Dans la salle d’apparat, il mit en morceaux les boiseries d’un orgue en chêne qui occupait tout un mur et les transporta dans une pièce meublée de divans et il fit un grand feu dans la cheminée.

« Ici, on peut faire chauffer une bouilloire, il y fait jour, il y fait chaud…Ces bourgeois savaient vivre… »
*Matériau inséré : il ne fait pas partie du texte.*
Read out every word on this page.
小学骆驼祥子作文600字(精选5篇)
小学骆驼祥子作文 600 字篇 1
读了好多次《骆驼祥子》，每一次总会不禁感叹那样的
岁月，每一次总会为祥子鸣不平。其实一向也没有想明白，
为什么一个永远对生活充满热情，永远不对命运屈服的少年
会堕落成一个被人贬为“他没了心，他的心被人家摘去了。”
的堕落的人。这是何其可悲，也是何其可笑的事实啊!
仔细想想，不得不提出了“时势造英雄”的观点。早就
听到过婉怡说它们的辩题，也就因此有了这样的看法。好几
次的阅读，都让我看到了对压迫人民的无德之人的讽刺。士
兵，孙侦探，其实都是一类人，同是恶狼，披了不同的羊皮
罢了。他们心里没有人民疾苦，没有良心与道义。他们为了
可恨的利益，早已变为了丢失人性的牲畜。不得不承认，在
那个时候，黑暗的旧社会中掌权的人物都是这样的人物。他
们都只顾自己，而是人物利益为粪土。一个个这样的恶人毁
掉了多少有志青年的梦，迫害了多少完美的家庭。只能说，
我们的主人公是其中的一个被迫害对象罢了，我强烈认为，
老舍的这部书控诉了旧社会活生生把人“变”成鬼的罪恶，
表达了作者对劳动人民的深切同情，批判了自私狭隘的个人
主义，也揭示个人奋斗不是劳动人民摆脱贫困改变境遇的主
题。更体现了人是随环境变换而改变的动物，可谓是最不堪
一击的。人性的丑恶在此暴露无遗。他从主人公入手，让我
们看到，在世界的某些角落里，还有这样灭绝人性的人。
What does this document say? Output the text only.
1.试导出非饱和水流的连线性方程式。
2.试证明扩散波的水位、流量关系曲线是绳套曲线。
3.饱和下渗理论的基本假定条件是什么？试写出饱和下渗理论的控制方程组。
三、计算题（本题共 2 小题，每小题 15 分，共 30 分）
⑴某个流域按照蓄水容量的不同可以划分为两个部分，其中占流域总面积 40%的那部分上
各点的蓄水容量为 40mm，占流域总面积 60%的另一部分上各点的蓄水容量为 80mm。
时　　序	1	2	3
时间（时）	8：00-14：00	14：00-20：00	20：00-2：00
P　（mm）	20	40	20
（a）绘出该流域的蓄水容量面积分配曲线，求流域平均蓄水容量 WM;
Il lui procura une théière en étain, des carottes séchées pour infusion, du gruau, du lard, des pommes de terre – un approvisionnement pour deux semaines – et Olga Viatcheslavovna resta seule dans la maison vide et sombre, où le vent gémissait lugubrement dans les cheminées, comme si les tristes fantômes de la famille Starobogatov étaient venus se lamenter sur le toit ruisselant sous la pluie d’automne.
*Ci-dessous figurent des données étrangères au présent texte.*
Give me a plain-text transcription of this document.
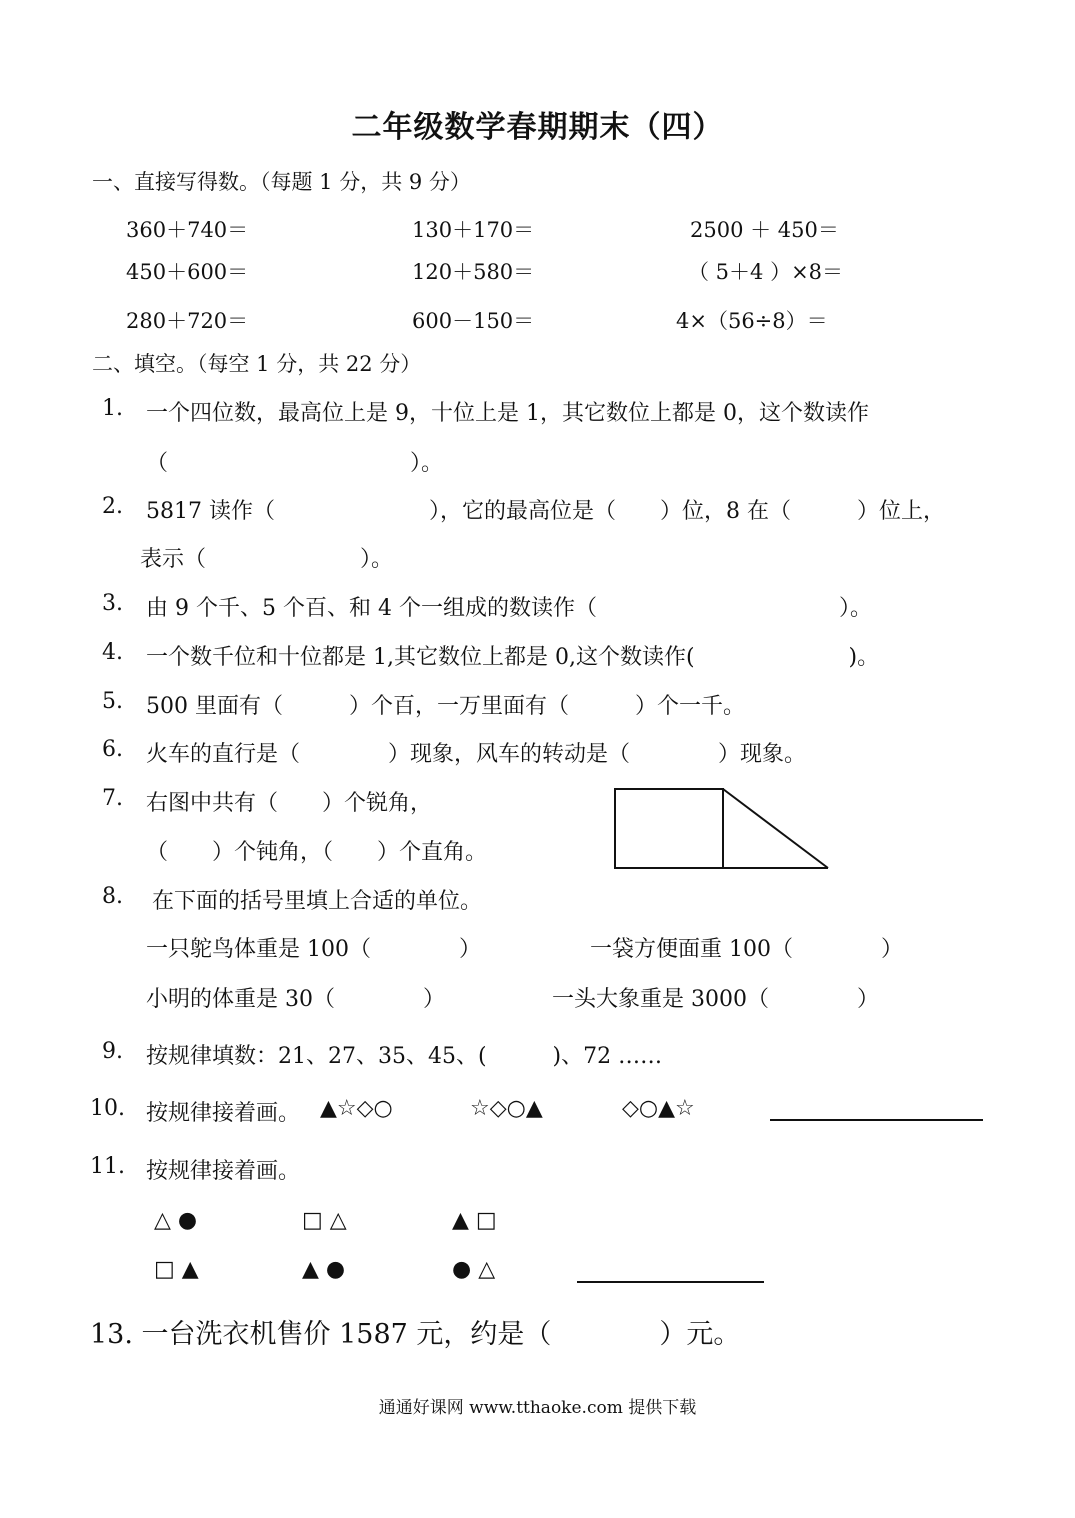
二年级数学春期期末（四）
一、直接写得数。（每题 1 分，共 9 分）
360＋740＝	130＋170＝	2500 ＋ 450＝
450＋600＝	120＋580＝	（ 5＋4 ）×8＝
280＋720＝	600－150＝	4×（56÷8）＝
二、填空。（每空 1 分，共 22 分）
1. 一个四位数，最高位上是 9，十位上是 1，其它数位上都是 0，这个数读作
（　　　　　　　　　　　）。
2. 5817 读作（　　　　　　　），它的最高位是（　　）位，8 在（　　　）位上，
表示（　　　　　　　）。
3. 由 9 个千、5 个百、和 4 个一组成的数读作（　　　　　　　　　　　）。
4. 一个数千位和十位都是 1,其它数位上都是 0,这个数读作(　　　　　　　)。
5. 500 里面有（　　　）个百，一万里面有（　　　）个一千。
6. 火车的直行是（　　　　）现象，风车的转动是（　　　　）现象。
7. 右图中共有（　　）个锐角，
（　　）个钝角，（　　）个直角。
8. 在下面的括号里填上合适的单位。
一只鸵鸟体重是 100（　　　　）	一袋方便面重 100（　　　　）
小明的体重是 30（　　　　）	一头大象重是 3000（　　　　）
9. 按规律填数：21、27、35、45、(　　　)、72 ……
10. 按规律接着画。 ▲☆◇○	☆◇○▲	◇○▲☆
11. 按规律接着画。
△ ●	□ △	▲ □
□ ▲	▲ ●	● △
13. 一台洗衣机售价 1587 元，约是（　　　　）元。
通通好课网 www.tthaoke.com 提供下载
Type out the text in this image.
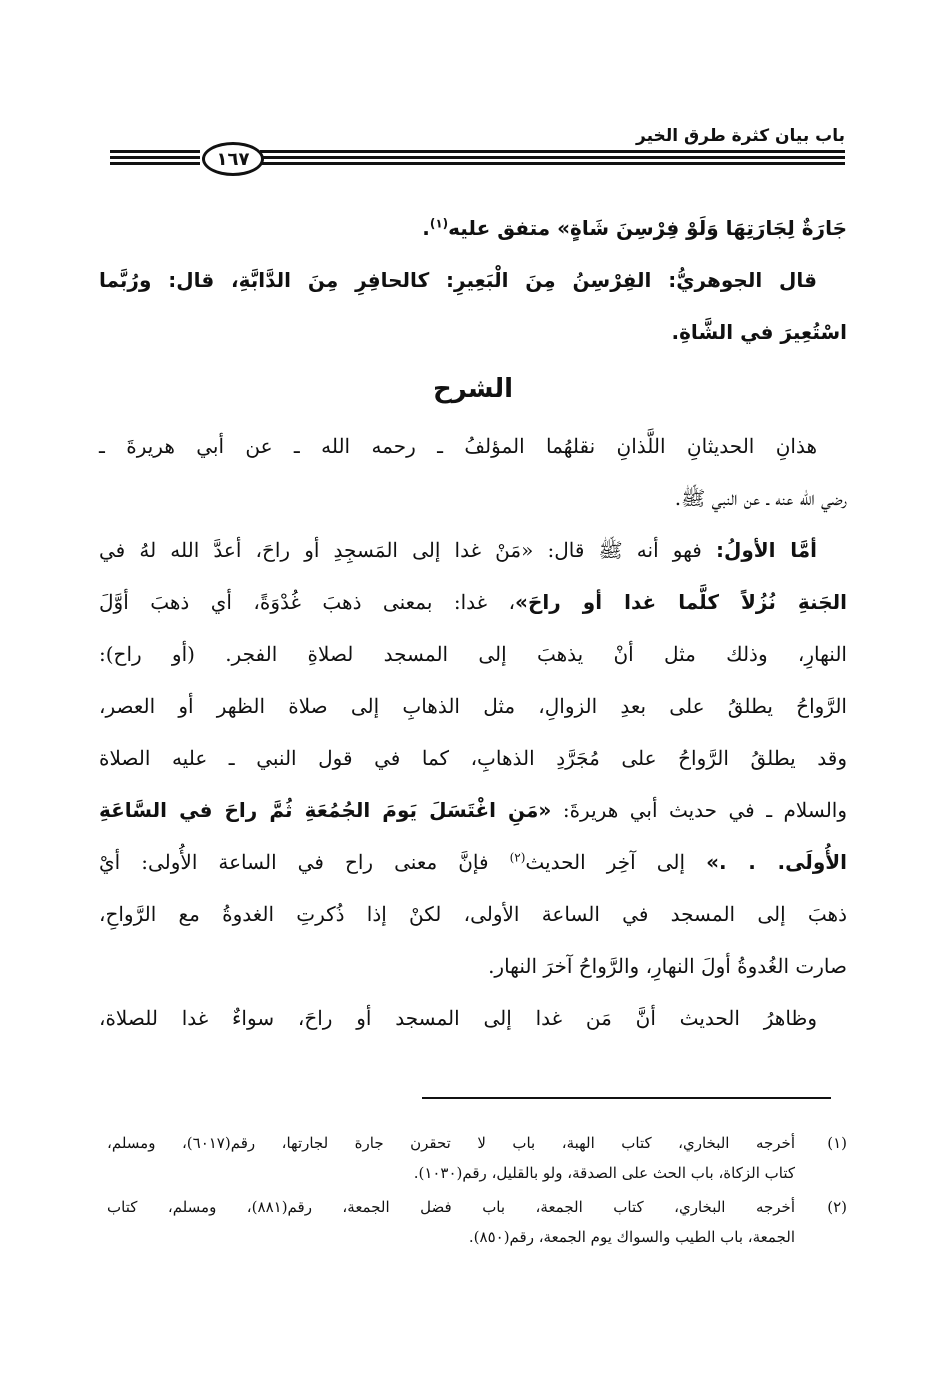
باب بيان كثرة طرق الخير
١٦٧
جَارَةٌ لِجَارَتِهَا وَلَوْ فِرْسِنَ شَاةٍ» متفق عليه$^{(١)}$.
قال الجوهريُّ: الفِرْسِنُ مِنَ الْبَعِيرِ: كالحافِرِ مِنَ الدَّابَّةِ، قال: ورُبَّما
اسْتُعِيرَ في الشَّاةِ.
الشرح
هذانِ الحديثانِ اللَّذانِ نقلهُما المؤلفُ ـ رحمه الله ـ عن أبي هريرةَ ـ
رضي الله عنه ـ عن النبي ﷺ.
أمَّا الأولُ: فهو أنه ﷺ قال: «مَنْ غدا إلى المَسجِدِ أو راحَ، أعدَّ الله لهُ في
الجَنةِ نُزُلاً كلَّما غدا أو راحَ»، غدا: بمعنى ذهبَ غُدْوَةً، أي ذهبَ أوَّلَ
النهارِ، وذلك مثل أنْ يذهبَ إلى المسجد لصلاةِ الفجر. (أو راح):
الرَّواحُ يطلقُ على بعدِ الزوالِ، مثل الذهابِ إلى صلاة الظهر أو العصر،
وقد يطلقُ الرَّواحُ على مُجَرَّدِ الذهابِ، كما في قول النبي ـ عليه الصلاة
والسلام ـ في حديث أبي هريرةَ: «مَنِ اغْتَسَلَ يَومَ الجُمُعَةِ ثُمَّ راحَ في السَّاعَةِ
الأُولَى. . .» إلى آخِر الحديث$^{(٢)}$ فإنَّ معنى راح في الساعة الأُولى: أيْ
ذهبَ إلى المسجد في الساعة الأولى، لكنْ إذا ذُكرتِ الغدوةُ مع الرَّواحِ،
صارت الغُدوةُ أولَ النهارِ، والرَّواحُ آخرَ النهار.
وظاهرُ الحديث أنَّ مَن غدا إلى المسجد أو راحَ، سواءٌ غدا للصلاة،
(١)
أخرجه البخاري، كتاب الهبة، باب لا تحقرن جارة لجارتها، رقم(٦٠١٧)، ومسلم،
كتاب الزكاة، باب الحث على الصدقة، ولو بالقليل، رقم(١٠٣٠).
(٢)
أخرجه البخاري، كتاب الجمعة، باب فضل الجمعة، رقم(٨٨١)، ومسلم، كتاب
الجمعة، باب الطيب والسواك يوم الجمعة، رقم(٨٥٠).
Olga Viatcheslavovna disposait de tout son temps pour réfléchir. Elle s’asseyait sur une petite chaise, regardait le feu où la bouilloire commençait à chanter et pensait à Dimitri Vassiliévitch : « Viendra-t-il aujourd’hui ? Ce serait bien qu’il vienne, justement les pommes de terre sont cuites. » Au loin, elle entendait ses pas qui résonnaient sur le parquet ; il entrait, gai, le regard redoutable…C’était la vie qui revenait…Il enlevait de son ceinturon, son revolver et deux grenades, ôtait sa capote mouillée, demandait si tout était en ordre, si elle n’avait besoin de rien.

« L’essentiel est que votre toux soit passée et qu’il n’y ait plus de sang dans vos crachats…Pour le nouvel an, vous serez complétement remise ».
Après avoir bu du thé, il roulait une cigarette et racontait ses aventures militaires, narrant avec art les combats de cavalerie, s’échauffant parfois à tel point qu’elle avait peur de regarder ses yeux terrifiants d’épervier.
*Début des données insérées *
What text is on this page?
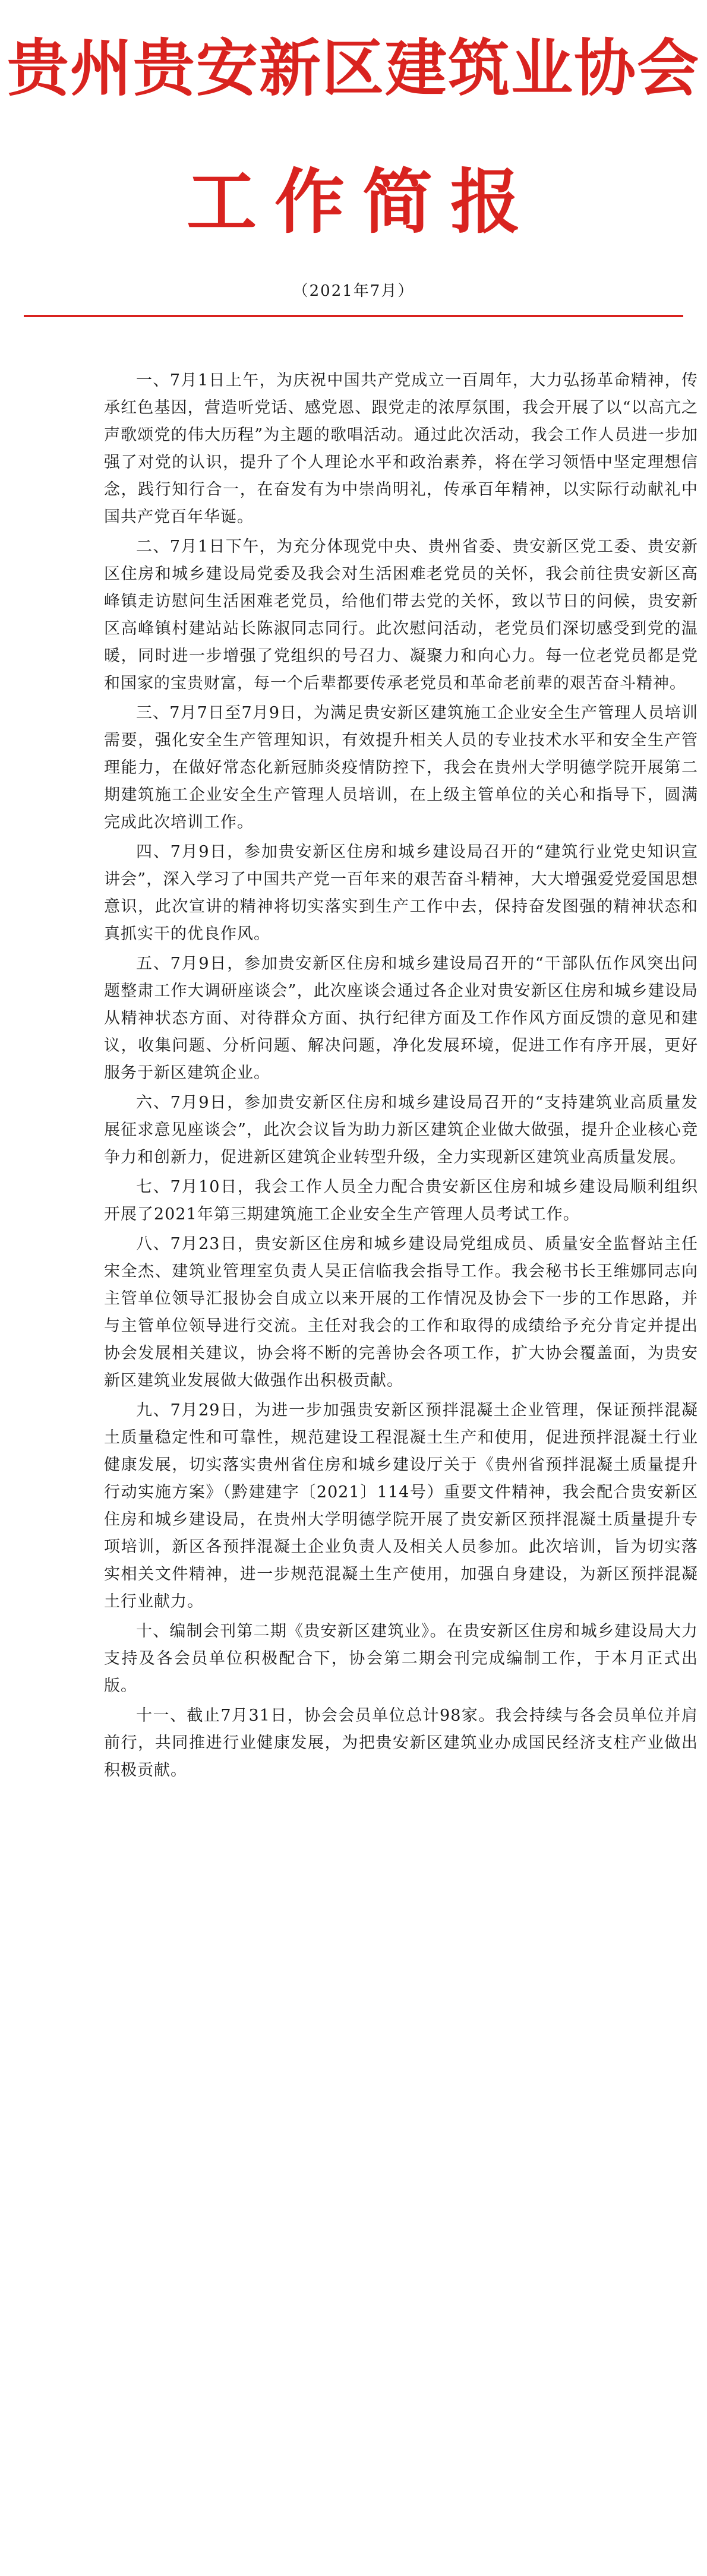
贵州贵安新区建筑业协会
工作简报
（2021年7月）

一、7月1日上午，为庆祝中国共产党成立一百周年，大力弘扬革命精神，传承红色基因，营造听党话、感党恩、跟党走的浓厚氛围，我会开展了以“以高亢之声歌颂党的伟大历程”为主题的歌唱活动。通过此次活动，我会工作人员进一步加强了对党的认识，提升了个人理论水平和政治素养，将在学习领悟中坚定理想信念，践行知行合一，在奋发有为中崇尚明礼，传承百年精神，以实际行动献礼中国共产党百年华诞。

二、7月1日下午，为充分体现党中央、贵州省委、贵安新区党工委、贵安新区住房和城乡建设局党委及我会对生活困难老党员的关怀，我会前往贵安新区高峰镇走访慰问生活困难老党员，给他们带去党的关怀，致以节日的问候，贵安新区高峰镇村建站站长陈淑同志同行。此次慰问活动，老党员们深切感受到党的温暖，同时进一步增强了党组织的号召力、凝聚力和向心力。每一位老党员都是党和国家的宝贵财富，每一个后辈都要传承老党员和革命老前辈的艰苦奋斗精神。

三、7月7日至7月9日，为满足贵安新区建筑施工企业安全生产管理人员培训需要，强化安全生产管理知识，有效提升相关人员的专业技术水平和安全生产管理能力，在做好常态化新冠肺炎疫情防控下，我会在贵州大学明德学院开展第二期建筑施工企业安全生产管理人员培训，在上级主管单位的关心和指导下，圆满完成此次培训工作。

四、7月9日，参加贵安新区住房和城乡建设局召开的“建筑行业党史知识宣讲会”，深入学习了中国共产党一百年来的艰苦奋斗精神，大大增强爱党爱国思想意识，此次宣讲的精神将切实落实到生产工作中去，保持奋发图强的精神状态和真抓实干的优良作风。

五、7月9日，参加贵安新区住房和城乡建设局召开的“干部队伍作风突出问题整肃工作大调研座谈会”，此次座谈会通过各企业对贵安新区住房和城乡建设局从精神状态方面、对待群众方面、执行纪律方面及工作作风方面反馈的意见和建议，收集问题、分析问题、解决问题，净化发展环境，促进工作有序开展，更好服务于新区建筑企业。

六、7月9日，参加贵安新区住房和城乡建设局召开的“支持建筑业高质量发展征求意见座谈会”，此次会议旨为助力新区建筑企业做大做强，提升企业核心竞争力和创新力，促进新区建筑企业转型升级，全力实现新区建筑业高质量发展。

七、7月10日，我会工作人员全力配合贵安新区住房和城乡建设局顺利组织开展了2021年第三期建筑施工企业安全生产管理人员考试工作。

八、7月23日，贵安新区住房和城乡建设局党组成员、质量安全监督站主任宋全杰、建筑业管理室负责人吴正信临我会指导工作。我会秘书长王维娜同志向主管单位领导汇报协会自成立以来开展的工作情况及协会下一步的工作思路，并与主管单位领导进行交流。主任对我会的工作和取得的成绩给予充分肯定并提出协会发展相关建议，协会将不断的完善协会各项工作，扩大协会覆盖面，为贵安新区建筑业发展做大做强作出积极贡献。

九、7月29日，为进一步加强贵安新区预拌混凝土企业管理，保证预拌混凝土质量稳定性和可靠性，规范建设工程混凝土生产和使用，促进预拌混凝土行业健康发展，切实落实贵州省住房和城乡建设厅关于《贵州省预拌混凝土质量提升行动实施方案》（黔建建字〔2021〕114号）重要文件精神，我会配合贵安新区住房和城乡建设局，在贵州大学明德学院开展了贵安新区预拌混凝土质量提升专项培训，新区各预拌混凝土企业负责人及相关人员参加。此次培训，旨为切实落实相关文件精神，进一步规范混凝土生产使用，加强自身建设，为新区预拌混凝土行业献力。

十、编制会刊第二期《贵安新区建筑业》。在贵安新区住房和城乡建设局大力支持及各会员单位积极配合下，协会第二期会刊完成编制工作，于本月正式出版。

十一、截止7月31日，协会会员单位总计98家。我会持续与各会员单位并肩前行，共同推进行业健康发展，为把贵安新区建筑业办成国民经济支柱产业做出积极贡献。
« Les impérialistes ont fait une guerre de position, une guerre de tranchées, sans fougue et on y mourait tristement, disait-il debout au milieu de la pièce, tenant à la main son sabre dégainé. La Révolution, elle a été faite par la cavalerie. Le comprenez-vous ? Le cheval, c’est un élément de la nature…Le combat à cheval est un élan révolutionnaire…Voyez-vous, moi, je n’ai qu’un sabre, je me rue sur les fantassins, je vole sur une mitrailleuse…L’ennemi peut-il résister à ma vue ? Non, impossible…Et dans la panique, il se sauve, et moi je l’abats, j’ai des ailes…Savez-vous ce que c’est qu’un combat de cavalerie ? C’est la lave qui affronte la lave, sans un coup de fusil…Un tumulte…On est enivré…Un choc…Et le travail commence…Une minute, disons deux, tout au plus…Le cœur ne peut supporter cette horreur…L’ennemi a les cheveux dressés sur la tête…Et là, il tourne bride…Et alors, il ne reste plus qu’à frapper…Il n’y a pas de prisonniers !… »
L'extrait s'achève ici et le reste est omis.